Le média StreetPress vient de révéler que Erik Tegnér, patron du média d’extrême droite Frontières, récemment comdamné pour avoir jeté en pâture des avocats en droit des étrangers, aurait officié en tant qu’agent d’influence étrangère au profit de Viktor Orbán. 

4 200 euros par mois, c’est le montant qu’Erik Tegnér, président du média identitaire Frontières, a touché, selon les révélations de StreetPress, pour diffuser l’idéologie illibérale de l’ancien premier ministre de la Hongrie. Au cœur de l’affaire, le think tank Danube Institute (DI), une officine d’influence et de propagande de l’ex-gouvernement Orbán qui aurait signé en 2021, un contrat avec Erik Tegner.

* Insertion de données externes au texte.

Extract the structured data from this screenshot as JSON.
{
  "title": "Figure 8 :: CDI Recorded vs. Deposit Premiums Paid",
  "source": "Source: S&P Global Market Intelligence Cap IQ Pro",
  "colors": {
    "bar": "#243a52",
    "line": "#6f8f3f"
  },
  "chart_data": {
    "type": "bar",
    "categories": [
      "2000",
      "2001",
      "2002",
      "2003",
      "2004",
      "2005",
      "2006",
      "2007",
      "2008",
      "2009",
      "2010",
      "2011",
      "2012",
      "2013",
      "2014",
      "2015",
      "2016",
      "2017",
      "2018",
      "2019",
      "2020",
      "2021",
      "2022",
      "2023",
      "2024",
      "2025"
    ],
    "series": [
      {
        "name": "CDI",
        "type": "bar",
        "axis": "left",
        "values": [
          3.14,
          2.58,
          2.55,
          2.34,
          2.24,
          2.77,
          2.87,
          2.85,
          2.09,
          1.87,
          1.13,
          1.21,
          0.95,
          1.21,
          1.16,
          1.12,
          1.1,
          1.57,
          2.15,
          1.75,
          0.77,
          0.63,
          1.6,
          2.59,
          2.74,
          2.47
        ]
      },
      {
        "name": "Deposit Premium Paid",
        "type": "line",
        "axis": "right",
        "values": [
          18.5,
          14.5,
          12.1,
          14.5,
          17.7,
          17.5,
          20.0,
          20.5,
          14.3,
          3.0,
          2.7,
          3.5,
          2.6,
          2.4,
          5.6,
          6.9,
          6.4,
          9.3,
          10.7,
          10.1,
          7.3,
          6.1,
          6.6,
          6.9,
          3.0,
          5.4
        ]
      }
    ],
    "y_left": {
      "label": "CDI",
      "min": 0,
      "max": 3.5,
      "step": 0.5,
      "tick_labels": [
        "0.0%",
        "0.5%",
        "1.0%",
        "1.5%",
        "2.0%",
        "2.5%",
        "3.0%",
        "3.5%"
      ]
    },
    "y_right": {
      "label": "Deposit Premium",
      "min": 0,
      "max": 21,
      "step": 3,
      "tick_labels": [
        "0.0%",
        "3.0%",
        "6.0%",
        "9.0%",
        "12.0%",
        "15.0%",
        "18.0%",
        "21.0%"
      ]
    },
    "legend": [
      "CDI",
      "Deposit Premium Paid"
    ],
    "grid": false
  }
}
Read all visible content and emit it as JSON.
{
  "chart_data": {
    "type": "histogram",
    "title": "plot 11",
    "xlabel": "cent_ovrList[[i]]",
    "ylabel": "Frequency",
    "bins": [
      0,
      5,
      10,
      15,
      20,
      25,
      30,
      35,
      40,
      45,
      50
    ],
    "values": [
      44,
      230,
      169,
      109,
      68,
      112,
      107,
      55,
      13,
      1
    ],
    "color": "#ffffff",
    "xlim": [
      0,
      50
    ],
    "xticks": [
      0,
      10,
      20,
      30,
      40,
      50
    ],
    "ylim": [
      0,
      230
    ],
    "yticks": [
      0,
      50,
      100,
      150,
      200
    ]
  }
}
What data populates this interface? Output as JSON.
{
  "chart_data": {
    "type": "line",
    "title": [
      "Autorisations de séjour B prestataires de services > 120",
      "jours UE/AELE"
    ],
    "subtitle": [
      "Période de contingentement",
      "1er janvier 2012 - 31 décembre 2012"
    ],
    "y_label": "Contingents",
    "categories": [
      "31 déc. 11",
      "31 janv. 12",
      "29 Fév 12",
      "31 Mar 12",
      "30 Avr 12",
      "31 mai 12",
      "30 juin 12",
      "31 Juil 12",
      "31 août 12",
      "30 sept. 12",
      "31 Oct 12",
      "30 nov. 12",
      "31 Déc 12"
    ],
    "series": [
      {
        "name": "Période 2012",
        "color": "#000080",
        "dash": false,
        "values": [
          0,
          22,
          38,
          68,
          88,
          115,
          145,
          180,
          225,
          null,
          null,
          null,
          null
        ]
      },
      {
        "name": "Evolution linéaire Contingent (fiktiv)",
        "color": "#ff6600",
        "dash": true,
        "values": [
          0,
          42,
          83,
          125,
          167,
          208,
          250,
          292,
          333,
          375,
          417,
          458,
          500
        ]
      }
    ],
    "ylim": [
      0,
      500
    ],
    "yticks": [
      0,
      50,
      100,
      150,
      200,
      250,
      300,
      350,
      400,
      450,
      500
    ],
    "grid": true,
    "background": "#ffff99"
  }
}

Selon StreetPress, un accord a été trouvé avec les Hongrois via la société Morphéa Partners, créée par ErikTegnér. De 2020 à 2021 auraient été versés près de 40 000 euros. Le média assure que les fonds ont servi à financer les débuts du nouveau média, Livre Noir, devenu Frontières et d’établir des relations avec 17 médias de la presse conservatrice (Le Figaro, Valeurs Actuelles, Le Point…) afin d’assurer la diffusion mensuelle de plusieurs articles préparés par le Danube Institute.

Erik Tegnér conteste le montant , mais pas l’existence d’un contrat, alors qu’il en avait pourtant nié l’existence lors de son audition au Sénat, dans le cadre de l’enquête sur « les zones grises de l’information ».